Soon after this, Pankaj Charan Das left the B Group and Lingaraj Nanda did not hesitate to entrust Kelucharan with the direction of the dance sequence to be included in the next play 'Aloka', produced by Priyanath Mishra. The piece, danced by Laxmipriya in three different styles— Manipuri, Odissi and Kathak— was the first dance item to be fully composed by Kelucharan; the style was derived from the mixed one taught by Dayal Sharana with Kelucharan accompanying the dance on the tabla and the pakhawaj. With the increasing number of girls coming forward to learn dance from 1950 onwards, the male dancers got more and more busy in giving private tuitions and they separated themselves from the theatre scene, although for the first few years they occasionally collaborated whenever any dance composition needed to be included in some play. If, on the one side, the popularity of Odissi dance grew due to the increasing number of female dancers who took to the stage, on the other it may have lost the opportunity to produce any more great male actors specialising in female roles. This is what has happened also in other styles of dance such as Kuchipudi and Chhau, where the introduction of female dancers has prevented the new generation of males from concentrating and refining the feminine aspects of the respective dance-forms.
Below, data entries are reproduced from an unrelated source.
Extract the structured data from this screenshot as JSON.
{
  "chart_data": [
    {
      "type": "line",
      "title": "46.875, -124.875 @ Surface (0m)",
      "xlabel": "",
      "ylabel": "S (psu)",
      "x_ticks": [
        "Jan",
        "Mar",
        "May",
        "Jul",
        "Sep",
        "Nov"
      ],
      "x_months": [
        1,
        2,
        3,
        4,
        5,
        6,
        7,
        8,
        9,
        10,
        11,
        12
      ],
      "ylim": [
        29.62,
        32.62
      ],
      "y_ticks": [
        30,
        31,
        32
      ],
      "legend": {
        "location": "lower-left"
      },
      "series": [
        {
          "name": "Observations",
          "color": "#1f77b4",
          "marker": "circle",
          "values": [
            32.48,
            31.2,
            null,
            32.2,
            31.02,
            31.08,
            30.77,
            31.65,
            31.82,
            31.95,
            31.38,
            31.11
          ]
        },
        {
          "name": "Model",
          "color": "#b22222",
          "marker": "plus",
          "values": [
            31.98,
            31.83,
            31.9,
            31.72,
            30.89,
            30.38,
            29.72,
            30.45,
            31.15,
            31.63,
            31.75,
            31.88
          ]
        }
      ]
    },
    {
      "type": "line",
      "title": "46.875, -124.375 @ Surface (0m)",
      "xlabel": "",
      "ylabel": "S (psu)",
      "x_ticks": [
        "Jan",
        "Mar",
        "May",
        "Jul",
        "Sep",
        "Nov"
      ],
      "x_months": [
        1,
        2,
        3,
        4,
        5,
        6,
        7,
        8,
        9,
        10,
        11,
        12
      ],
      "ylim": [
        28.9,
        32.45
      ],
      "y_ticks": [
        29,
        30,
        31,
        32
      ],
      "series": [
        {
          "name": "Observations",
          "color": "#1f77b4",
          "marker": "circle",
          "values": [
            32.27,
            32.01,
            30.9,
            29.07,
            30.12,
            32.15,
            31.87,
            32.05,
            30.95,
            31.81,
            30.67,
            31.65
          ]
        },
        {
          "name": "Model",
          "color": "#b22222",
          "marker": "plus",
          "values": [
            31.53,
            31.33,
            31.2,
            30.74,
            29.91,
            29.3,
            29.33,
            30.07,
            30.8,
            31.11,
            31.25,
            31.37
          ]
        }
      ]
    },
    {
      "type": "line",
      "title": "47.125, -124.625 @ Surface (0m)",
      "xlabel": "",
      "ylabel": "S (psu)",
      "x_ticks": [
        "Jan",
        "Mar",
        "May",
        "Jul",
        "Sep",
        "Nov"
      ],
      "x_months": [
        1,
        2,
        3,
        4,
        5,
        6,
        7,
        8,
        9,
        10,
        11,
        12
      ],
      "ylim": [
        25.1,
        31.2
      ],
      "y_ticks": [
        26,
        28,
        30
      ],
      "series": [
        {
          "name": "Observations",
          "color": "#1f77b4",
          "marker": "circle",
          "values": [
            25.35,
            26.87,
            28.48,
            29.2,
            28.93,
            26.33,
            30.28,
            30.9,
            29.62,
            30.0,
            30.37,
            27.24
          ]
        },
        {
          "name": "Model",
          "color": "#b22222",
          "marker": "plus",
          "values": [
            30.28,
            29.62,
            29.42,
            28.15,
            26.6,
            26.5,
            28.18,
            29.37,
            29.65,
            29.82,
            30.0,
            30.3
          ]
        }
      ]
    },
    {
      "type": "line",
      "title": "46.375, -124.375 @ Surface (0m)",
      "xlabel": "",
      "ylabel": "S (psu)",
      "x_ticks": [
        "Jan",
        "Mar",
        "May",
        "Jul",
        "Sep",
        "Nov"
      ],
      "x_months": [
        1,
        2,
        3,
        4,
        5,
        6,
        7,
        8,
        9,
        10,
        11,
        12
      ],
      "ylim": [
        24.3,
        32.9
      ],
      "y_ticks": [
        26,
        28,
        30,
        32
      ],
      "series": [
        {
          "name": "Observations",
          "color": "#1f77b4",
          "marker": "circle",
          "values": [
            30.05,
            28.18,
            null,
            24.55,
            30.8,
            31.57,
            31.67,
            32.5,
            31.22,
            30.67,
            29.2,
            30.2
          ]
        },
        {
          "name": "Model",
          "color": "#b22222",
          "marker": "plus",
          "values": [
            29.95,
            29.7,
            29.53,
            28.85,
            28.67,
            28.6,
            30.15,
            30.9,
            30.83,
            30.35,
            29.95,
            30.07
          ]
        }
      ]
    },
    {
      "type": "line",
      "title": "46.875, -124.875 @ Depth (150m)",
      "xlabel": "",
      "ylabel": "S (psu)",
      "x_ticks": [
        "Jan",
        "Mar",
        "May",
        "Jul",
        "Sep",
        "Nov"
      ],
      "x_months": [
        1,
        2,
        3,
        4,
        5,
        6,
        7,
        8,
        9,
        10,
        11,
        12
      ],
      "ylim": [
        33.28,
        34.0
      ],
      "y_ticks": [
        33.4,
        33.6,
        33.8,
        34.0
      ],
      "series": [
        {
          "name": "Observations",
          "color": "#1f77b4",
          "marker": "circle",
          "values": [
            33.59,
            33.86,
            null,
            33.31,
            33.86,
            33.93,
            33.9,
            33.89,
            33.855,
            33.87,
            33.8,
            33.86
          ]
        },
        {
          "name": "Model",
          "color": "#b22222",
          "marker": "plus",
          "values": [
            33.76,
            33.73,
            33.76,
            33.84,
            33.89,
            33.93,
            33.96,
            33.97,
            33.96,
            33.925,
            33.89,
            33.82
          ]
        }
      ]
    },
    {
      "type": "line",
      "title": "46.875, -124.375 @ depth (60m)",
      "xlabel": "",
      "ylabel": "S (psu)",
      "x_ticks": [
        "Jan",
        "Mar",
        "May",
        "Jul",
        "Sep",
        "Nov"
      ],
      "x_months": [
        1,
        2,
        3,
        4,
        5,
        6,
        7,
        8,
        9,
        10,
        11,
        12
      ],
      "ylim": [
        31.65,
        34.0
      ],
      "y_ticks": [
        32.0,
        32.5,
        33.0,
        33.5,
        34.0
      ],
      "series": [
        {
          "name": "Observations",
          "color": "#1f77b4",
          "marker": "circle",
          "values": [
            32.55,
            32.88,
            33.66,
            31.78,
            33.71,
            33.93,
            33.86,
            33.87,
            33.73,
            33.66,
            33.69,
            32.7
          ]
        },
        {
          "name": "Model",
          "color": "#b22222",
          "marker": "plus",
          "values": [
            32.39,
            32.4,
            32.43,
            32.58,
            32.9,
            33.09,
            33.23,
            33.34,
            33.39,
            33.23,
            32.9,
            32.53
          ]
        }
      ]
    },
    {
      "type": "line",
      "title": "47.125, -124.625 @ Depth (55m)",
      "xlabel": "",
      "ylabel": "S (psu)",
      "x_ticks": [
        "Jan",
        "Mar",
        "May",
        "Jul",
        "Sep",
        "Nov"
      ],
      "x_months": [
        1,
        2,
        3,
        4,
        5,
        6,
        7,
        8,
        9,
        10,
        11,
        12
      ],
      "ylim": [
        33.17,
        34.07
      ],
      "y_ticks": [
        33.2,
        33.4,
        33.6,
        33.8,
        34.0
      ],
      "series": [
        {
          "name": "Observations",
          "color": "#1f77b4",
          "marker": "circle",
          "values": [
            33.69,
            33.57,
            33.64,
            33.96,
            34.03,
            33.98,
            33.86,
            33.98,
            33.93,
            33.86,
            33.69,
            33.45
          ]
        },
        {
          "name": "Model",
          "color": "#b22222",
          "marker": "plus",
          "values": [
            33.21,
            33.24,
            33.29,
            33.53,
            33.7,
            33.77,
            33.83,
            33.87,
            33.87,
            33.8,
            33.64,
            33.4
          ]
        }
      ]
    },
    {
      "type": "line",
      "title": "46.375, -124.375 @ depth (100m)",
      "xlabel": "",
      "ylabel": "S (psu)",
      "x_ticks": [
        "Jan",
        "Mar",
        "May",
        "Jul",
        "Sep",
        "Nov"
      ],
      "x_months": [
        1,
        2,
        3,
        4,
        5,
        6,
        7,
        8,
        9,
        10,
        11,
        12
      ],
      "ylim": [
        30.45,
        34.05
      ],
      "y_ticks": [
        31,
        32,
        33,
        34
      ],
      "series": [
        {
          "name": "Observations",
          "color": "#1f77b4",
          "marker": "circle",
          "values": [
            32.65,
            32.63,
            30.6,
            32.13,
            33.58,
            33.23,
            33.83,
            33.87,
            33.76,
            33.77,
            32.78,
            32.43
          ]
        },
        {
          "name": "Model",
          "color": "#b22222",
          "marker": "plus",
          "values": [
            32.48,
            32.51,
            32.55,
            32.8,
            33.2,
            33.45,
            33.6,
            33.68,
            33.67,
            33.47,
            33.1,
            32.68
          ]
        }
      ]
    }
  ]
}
As far as modern Odissi is concerned, the male performer of today, perhaps intimidated by the large number of females around him, finds it hard to locate his proper space as performing artist and tends to confine himself to the role of teacher or at the most of a partner to a female dancer. The example of guru Kelucharan Mohapatra who has returned to the stage after a gap of almost 30 years and who, at the age of 75, performs with equal ease the vigorous character of Ravana and the delicate role of Radha, should once again prove that it is not age or gender which counts but dedication and commitment to the chosen art-form.